Author and speaker Andrew Farley frequently emphasizes that we are “clean and close,” not dirty and distant. It is by God’s grace in forgiving all of our sins that we are clean—even our consciences are wiped clean (Heb. 9:14; 10:22). When we grasp and enjoy this grace of forgiveness, it is no longer necessary for us to punish ourselves or distract ourselves from guilt, as many women do through overeating.
It is by God’s grace in joining us to Christ that we are close—we now have unfettered access to God’s very presence. We don’t have to shame-facedly slink up to God and hope he will help. Instead, we can “approach the throne of grace with confidence, so that we may receive mercy and find grace to help us in our time of need.” (Heb. 4:16, NIV) God is not waiting for us to pull ourselves together and handle our problems in a godly way. He is ever available to provide us with the grace we need when each problem arises. So we no longer need to overeat in the face of stress and difficulties, because we can boldly go to God for the help and solace we need.

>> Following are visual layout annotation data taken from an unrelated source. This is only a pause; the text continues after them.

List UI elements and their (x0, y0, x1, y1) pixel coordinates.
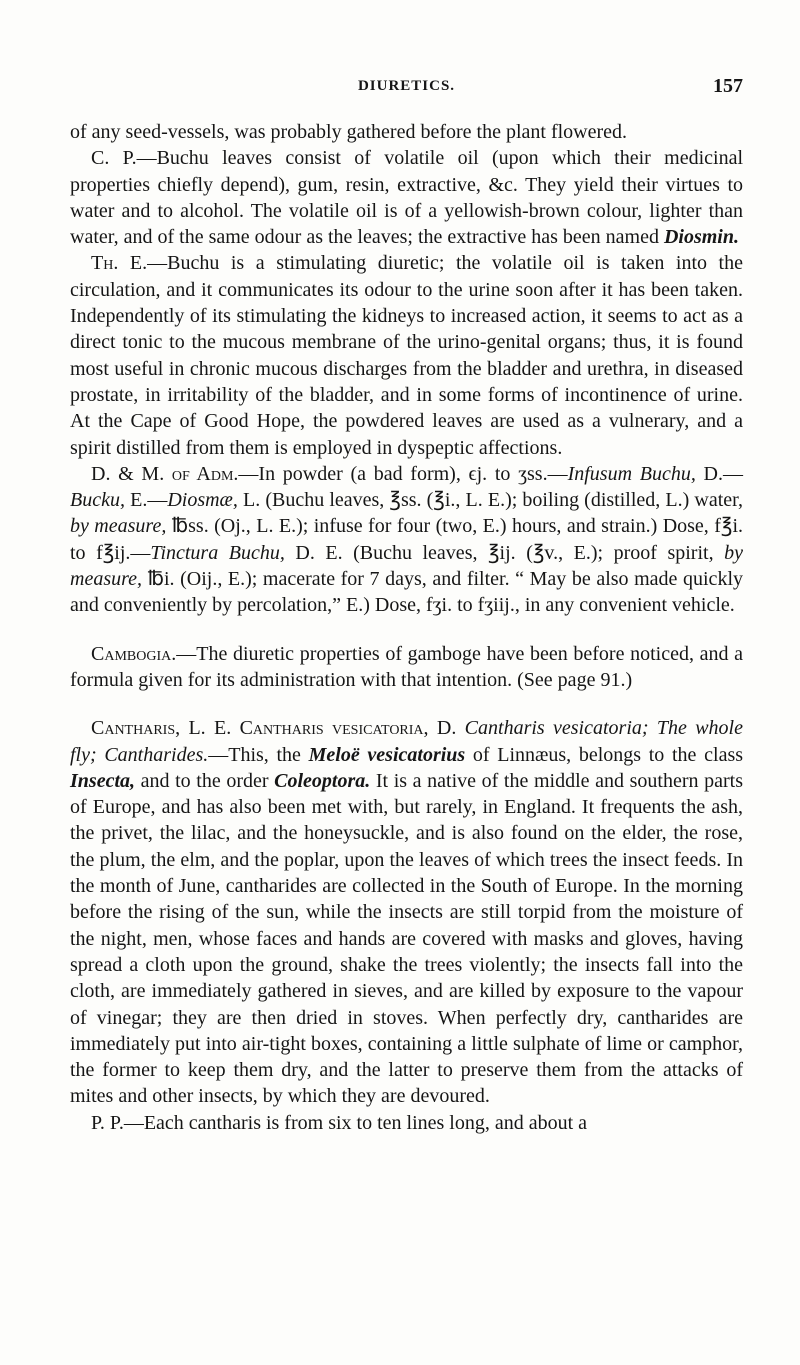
paragraph-text: ℔ss. (Oj., L. E.); infuse for four (two, E.) hours, and strain.) Dose, f℥i. to f℥ij.— (70, 515, 744, 564)
section-label-of-adm: of Adm (171, 462, 234, 485)
section-label-th-rest: . E. (113, 252, 148, 275)
paragraph-seed-vessels (70, 119, 743, 145)
emphasis-text: by measure, (70, 541, 743, 591)
body-text (70, 119, 743, 1136)
section-label-cantharis: Cantharis (91, 717, 176, 740)
taxon-order: Coleoptora. (274, 769, 371, 792)
paragraph-text: E.— (124, 489, 168, 512)
section-label-th: Th (91, 252, 114, 275)
paragraph-text: —This, the (208, 743, 309, 766)
paragraph-chemical-properties (70, 145, 743, 250)
paragraph-text: —Buchu leaves consist of volatile oil (upon which their medicinal properties chiefly depend), gum, resin, extractive, &c. They yield their virtues to water and to alcohol. The volatile oil is of a yellowish-brown colour, lighter than water, and of the same odour as the leaves; the extractive has been named (70, 147, 744, 249)
paragraph-text: D. E. (Buchu leaves, ℥ij. (℥v., E.); proof spirit, (284, 541, 725, 564)
preparation-name: Tinctura Buchu, (150, 541, 285, 564)
running-head: DIURETICS. (357, 78, 456, 94)
paragraph-text: .—The diuretic properties of gamboge have been before noticed, and a formula given for its administration with that intention. (See page 91.) (70, 642, 743, 691)
term-diosmin: Diosmin. (663, 226, 739, 249)
paragraph-text: of any seed-vessels, was probably gathered before the plant flowered. (70, 121, 628, 143)
taxon-name: Meloë vesicatorius (308, 743, 466, 766)
paragraph-cambogia (70, 641, 743, 694)
paragraph-text: L. (Buchu leaves, ℥ss. (℥i., L. E.); boiling (distilled, L.) water, (237, 489, 744, 512)
page-number: 157 (713, 75, 743, 97)
section-label-cantharis-vesicatoria: Cantharis vesicatoria (239, 717, 424, 740)
preparation-name: Infusum Buchu, (567, 462, 696, 485)
paragraph-text: —Buchu is a stimulating diuretic; the volatile oil is taken into the circulation, and it communicates its odour to the urine soon after it has been taken. Independently of its stimulating the kidneys to increased action, it seems to act as a direct tonic to the mucous membrane of the urino-genital organs; thus, it is found most useful in chronic mucous discharges from the bladder and urethra, in diseased prostate, in irritability of the bladder, and in some forms of incontinence of urine. At the Cape of Good Hope, the powdered leaves are used as a vulnerary, and a spirit distilled from them is employed in dyspeptic affections. (70, 252, 743, 459)
paragraph-text: ℔i. (Oij., E.); macerate for 7 days, and filter. “ May be also made quickly and conveniently by percolation,” E.) Dose, fʒi. to fʒiij., in any convenient vehicle. (70, 568, 743, 617)
paragraph-text: of Linnæus, belongs to the class (465, 743, 744, 766)
paragraph-text: D.— (695, 462, 743, 485)
page-header (70, 75, 743, 106)
paragraph-therapeutic-effects (70, 250, 743, 460)
preparation-name: Bucku, (70, 489, 125, 512)
paragraph-dose-administration (70, 461, 743, 619)
taxon-class: Insecta, (70, 769, 135, 792)
paragraph-text: .—In powder (a bad form), ϵj. to ʒss.— (233, 462, 568, 485)
synonyms-text: Cantharis vesicatoria; The whole fly; Cantharides. (70, 717, 743, 766)
emphasis-text: by measure, (70, 515, 167, 538)
paragraph-physical-properties (70, 1110, 743, 1136)
paragraph-text: It is a native of the middle and southern parts of Europe, and has also been met with, but rarely, in England. It frequents the ash, the privet, the lilac, and the honeysuckle, and is also found on the elder, the rose, the plum, the elm, and the poplar, upon the leaves of which trees the insect feeds. In the month of June, cantharides are collected in the South of Europe. In the morning before the rising of the sun, while the insects are still torpid from the moisture of the night, men, whose faces and hands are covered with masks and gloves, having spread a cloth upon the ground, shake the trees violently; the insects fall into the cloth, are immediately gathered in sieves, and are killed by exposure to the vapour of vinegar; they are then dried in stoves. When perfectly dry, cantharides are immediately put into air-tight boxes, containing a little sulphate of lime or camphor, the former to keep them dry, and the latter to preserve them from the attacks of mites and other insects, by which they are devoured. (70, 769, 743, 1108)
paragraph-text: , D. (423, 717, 465, 740)
paragraph-text: , L. E. (175, 717, 240, 740)
paragraph-cantharis (70, 715, 743, 1109)
section-label-cp: C. P. (91, 147, 137, 170)
section-label-dm: D. & M. (91, 462, 172, 485)
section-label-pp: P. P. (91, 1111, 124, 1134)
paragraph-text: and to the order (135, 769, 275, 792)
section-label-cambogia: Cambogia (91, 642, 172, 665)
preparation-name: Diosmæ, (167, 489, 238, 512)
paragraph-text: —Each cantharis is from six to ten lines long, and about a (123, 1111, 588, 1134)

It is by God’s grace that we have been born again—given a new heart, new motivations—and are no longer slaves to sin (Rom. 6:6; 2 Cor. 5:17; Eph. 4:24). Because of this change in our nature, we can know that overeating is not natural, but a way of trying to meet perceived needs that only God can truly meet. Women overeat to provide for themselves comfort, affection, protection, and self-punishment. Trying to crack down on overeating through self-effort (such as dieting) does not appropriate the grace God is lavishing upon us. Instead, it is in admitting our deepest needs, fears, and doubts to him and relying upon him and his resources that we find we turn less and less to food.